16/4/12

Echar de menos una cicatriz visible. Me miro en el espejo y pienso en las cosas que me han pasado, en todo lo que le pasa a una persona. Me veo a mí. Creo que soy yo el que sale proyectado para que le acoja con benevolencia de rey de cuento. Pienso en las heridas, las acciones violentas o feroces que dicen que nos humanizan. Casi todas por dentro, casi todas tapadas y mezcladas en la masa informe del interior. ¿Cómo llamamos a eso? ¿Alma? Las guitarras la tienen. Un luthier cuidadoso puede tocarla, tensarla. ¿A quién me dirijo para calibrar la mía? Solo está el que veo en el espejo y el otro que me habla desde los ojos y acaba haciéndolo a través de los dedos, ansioso de luz y vanidad. Las heridas ocultas no saltan a la superficie. Quizá la caída de un párpado o esa derrota de la piel de abajo que le manda desde el lagrimal un mensaje de decaimiento al mundo. Mis ojeras tienen su historia también, como borrachos pesados de bar diurno, deseando conversación a una banda, un cuerpo que escuche, poco más. Escribir es colocarse en lo alto de ese taburete y que te duela la espalda, jugar con la sombrilla olvidada de un combinado que no pediste, mirar, buscar otros espejos o letreros intrascendentes que te hagan escapar por un instante de la reclusión que tú mismo te impusiste sin saberlo.
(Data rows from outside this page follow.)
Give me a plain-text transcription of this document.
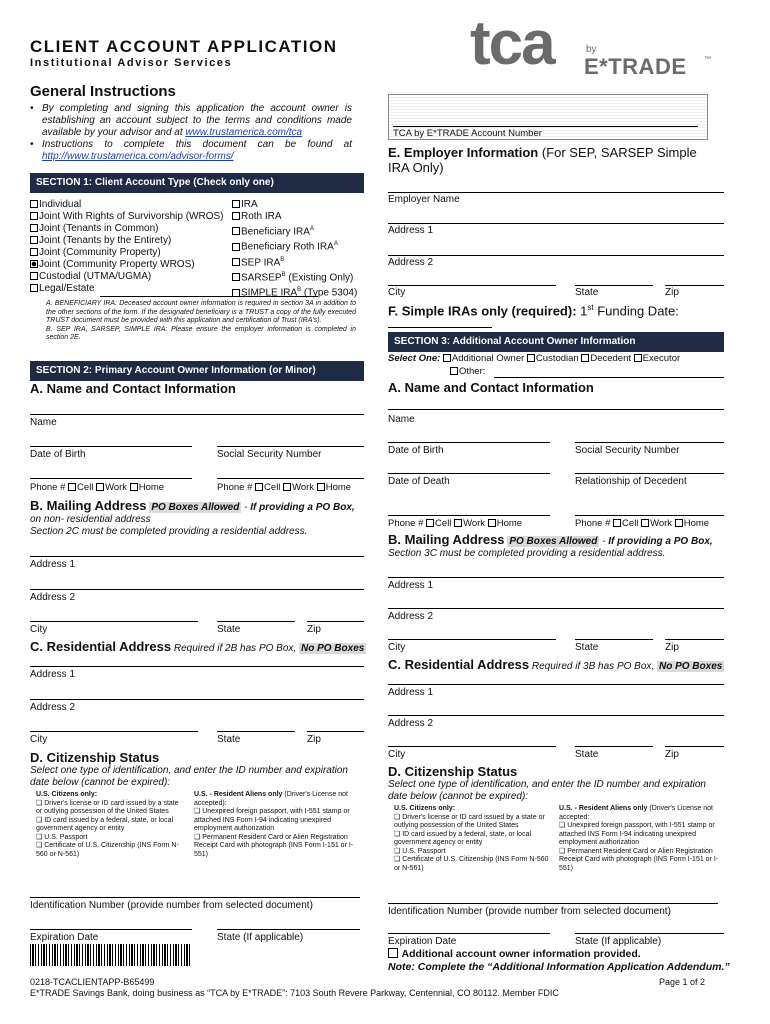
CLIENT ACCOUNT APPLICATION
Institutional Advisor Services	tca	by
E*TRADE ™
General Instructions
• By completing and signing this application the account owner is establishing an account subject to the terms and conditions made available by your advisor and at www.trustamerica.com/tca
• Instructions to complete this document can be found at http://www.trustamerica.com/advisor-forms/
TCA by E*TRADE Account Number
E. Employer Information (For SEP, SARSEP Simple IRA Only)
Employer Name
Address 1
Address 2
City	State	Zip
F. Simple IRAs only (required): 1st Funding Date:
SECTION 1: Client Account Type (Check only one)
Individual
Joint With Rights of Survivorship (WROS)
Joint (Tenants in Common)
Joint (Tenants by the Entirety)
Joint (Community Property)
Joint (Community Property WROS)
Custodial (UTMA/UGMA)
Legal/Estate
IRA
Roth IRA
Beneficiary $IRA^A$
Beneficiary Roth $IRA^A$
SEP $IRA^B$
$SARSEP^B$ (Existing Only)
SIMPLE $IRA^B$ (Type 5304)
A. BENEFICIARY IRA: Deceased account owner information is required in section 3A in addition to the other sections of the form. If the designated beneficiary is a TRUST a copy of the fully executed TRUST document must be provided with this application and certification of Trust (IRA's).
B. SEP IRA, SARSEP, SIMPLE IRA: Please ensure the employer information is completed in section 2E.
SECTION 2: Primary Account Owner Information (or Minor)
A. Name and Contact Information
Name
Date of Birth	Social Security Number
Phone # Cell Work Home	Phone # Cell Work Home
B. Mailing Address PO Boxes Allowed - If providing a PO Box, on non- residential address
Section 2C must be completed providing a residential address.
Address 1
Address 2
City	State	Zip
C. Residential Address Required if 2B has PO Box, No PO Boxes
Address 1
Address 2
City	State	Zip
D. Citizenship Status
Select one type of identification, and enter the ID number and expiration date below (cannot be expired):
U.S. Citizens only:
❑ Driver's license or ID card issued by a state or outlying possession of the United States
❑ ID card issued by a federal, state, or local government agency or entity
❑ U.S. Passport
❑ Certificate of U.S. Citizenship (INS Form N-560 or N-561)
U.S. - Resident Aliens only (Driver's License not accepted):
❑ Unexpired foreign passport, with I-551 stamp or attached INS Form I-94 indicating unexpired employment authorization
❑ Permanent Resident Card or Alien Registration Receipt Card with photograph (INS Form I-151 or I-551)
Identification Number (provide number from selected document)
Expiration Date	State (If applicable)
SECTION 3: Additional Account Owner Information
Select One: Additional Owner Custodian Decedent Executor
Other:
A. Name and Contact Information
Name
Date of Birth	Social Security Number
Date of Death	Relationship of Decedent
Phone # Cell Work Home	Phone # Cell Work Home
B. Mailing Address PO Boxes Allowed - If providing a PO Box,
Section 3C must be completed providing a residential address.
Address 1
Address 2
City	State	Zip
C. Residential Address Required if 3B has PO Box, No PO Boxes
Address 1
Address 2
City	State	Zip
D. Citizenship Status
Select one type of identification, and enter the ID number and expiration date below (cannot be expired):
U.S. Citizens only:
❑ Driver's license or ID card issued by a state or outlying possession of the United States
❑ ID card issued by a federal, state, or local government agency or entity
❑ U.S. Passport
❑ Certificate of U.S. Citizenship (INS Form N-560 or N-561)
U.S. - Resident Aliens only (Driver's License not accepted:
❑ Unexpired foreign passport, with I-551 stamp or attached INS Form I-94 indicating unexpired employment authorization
❑ Permanent Resident Card or Alien Registration Receipt Card with photograph (INS Form I-151 or I-551)
Identification Number (provide number from selected document)
Expiration Date	State (If applicable)
Additional account owner information provided.
Note: Complete the “Additional Information Application Addendum.”
0218-TCACLIENTAPP-B65499	Page 1 of 2
E*TRADE Savings Bank, doing business as “TCA by E*TRADE”: 7103 South Revere Parkway, Centennial, CO 80112. Member FDIC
Sin velocidad para la reacción, estático, así te enfrentas al dilema de seguir o anclarte, de continuar vociferando tus pueriles conclusiones o clavar la estaca a esa altura de la ascensión en la que todavía no se adivina el pico alto que promete otros oxígenos intactos y demás parafernalia de la pureza. En el párrafo siguiente siempre está la salvación. Te repites eso y lo compartes con tu yo proyectado. Nuestras heridas no tienen gloria. Te acabas de contemplar abriendo la boca, diciéndoselo al otro. Ya lo sé, te contesta. Eres tú el que lo olvida a diario. Si contara con cicatrices externas todo sería más sencillo. Hasta mi sollozo hipotético sería recompensado. Pero he de conformarme con el dolor tapado, con la rutina del sufrimiento anónimo que debo transportar por todas partes y darle pan, caricias y miramientos de hijo único. A veces lo cambiaría todo por una brecha antigua en la ceja.